Bell brings the memorialisation of death and her related interest in campaigning for the public recognition of women’s contributions in a recent City of Melbourne project, Maker Unknown (2022). In searching the city’s Public Art and Memorials Collection for traces of work by women artists, Bell was struck by the vast number of Memorial Drinking Fountains scattered throughout the city, most of which are marked as ‘Maker Unknown’. The discovery prompted her to imagine a tribute to Melbourne’s forgotten women sculptors.

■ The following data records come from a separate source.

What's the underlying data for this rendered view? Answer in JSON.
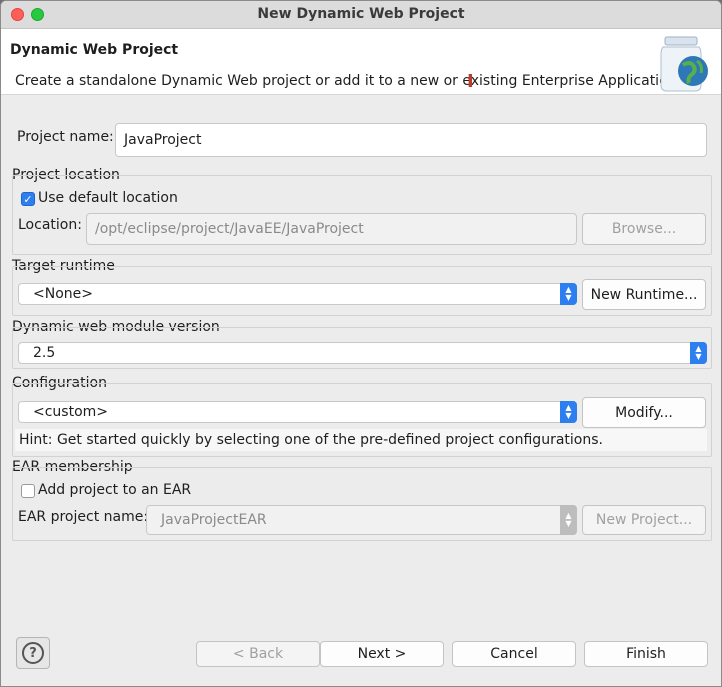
{
  "window": {
    "title": "New Dynamic Web Project"
  },
  "banner": {
    "heading": "Dynamic Web Project",
    "description": "Create a standalone Dynamic Web project or add it to a new or existing Enterprise Application."
  },
  "project_name": {
    "label": "Project name:",
    "value": "JavaProject"
  },
  "project_location": {
    "group_label": "Project location",
    "use_default_label": "Use default location",
    "use_default_checked": true,
    "location_label": "Location:",
    "location_value": "/opt/eclipse/project/JavaEE/JavaProject",
    "browse_label": "Browse..."
  },
  "target_runtime": {
    "group_label": "Target runtime",
    "selected": "<None>",
    "new_runtime_label": "New Runtime..."
  },
  "module_version": {
    "group_label": "Dynamic web module version",
    "selected": "2.5"
  },
  "configuration": {
    "group_label": "Configuration",
    "selected": "<custom>",
    "modify_label": "Modify...",
    "hint": "Hint: Get started quickly by selecting one of the pre-defined project configurations."
  },
  "ear": {
    "group_label": "EAR membership",
    "add_label": "Add project to an EAR",
    "add_checked": false,
    "project_name_label": "EAR project name:",
    "project_name_value": "JavaProjectEAR",
    "new_project_label": "New Project..."
  },
  "footer": {
    "help_glyph": "?",
    "back_label": "< Back",
    "next_label": "Next >",
    "cancel_label": "Cancel",
    "finish_label": "Finish"
  }
}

Working on a small scale with floral foam, using the city’s public fountains as a design reference, Bell carved eight personalised monuments to commemorate selected women sculptors practicing in Victoria from the 19th to 21st centuries, including Margaret Baskerville (1861–1930), Dora Ohlfsen (1869–1948) and Norma Redpath (1928–2013). These she then photographed and printed on advertising banners, readily housed, and transported in retractable rolls which unfurl to life-sized scale. The final aspect of the work was the unauthorised installation of these material yet ephemeral monuments in public space. Bell chose to perform these rewritings of official civic history in the Pioneer Women’s Memorial Garden at the Royal Botanic Gardens in Melbourne, a modest tribute to the pioneering women of Victoria built as part of Melbourne’s centenary celebrations in 1934. The artist set up the banner rolls alongside each other on the ground, unfurling each one in turn until they all stood together, then packed them away out of view. Each monument was then individually displayed and carried forward by the artist like a military standard in a sombre ritual. Again, each was stowed away, leaving virtually no trace.15 A silent protest, but a very eloquent one.
Conclusion
This charged moment in the history of public memorials provides an opportunity to think creatively about how we would like to make histories that speak in inclusive, truth telling voices. Rather than reaching for tired and inherently problematic models that “fail to keep memory alive because [they] externalize the responsibility of remembering onto a physical site and thereby neutralize the affective charge”,16 we should be questioning the very idea of a monument so as to imagine spaces and stories in states of constant becoming. Art, and in particular approaches grounded in deep knowledge of place whilst also recognising the ephemerality of human life, has a key role to play in exploring new ways of ‘materialising history’.17
Dr Jacqueline Millner is Professor of Visual Arts at La Trobe University. Her books include Conceptual Beauty: Perspectives on Australian Contemporary Art (Artspace, 2010), Australian Artists in the Contemporary Museum (Ashgate, with Jennifer Barrett, 2014), Fashionable Art (Bloomsbury, with Adam Geczy, 2015), Feminist Perspectives on Art: Contemporary Outtakes (Routledge, co-edited with Catriona Moore, 2018), Contemporary Art and Feminism (Routledge, 2021 with Catriona Moore) and Care Ethics and Art (Routledge, 2022, co-edited with Gretchen Coombs). She has curated major exhibitions and received prestigious research grants from the Australian Research Council, Australia Council and Create NSW.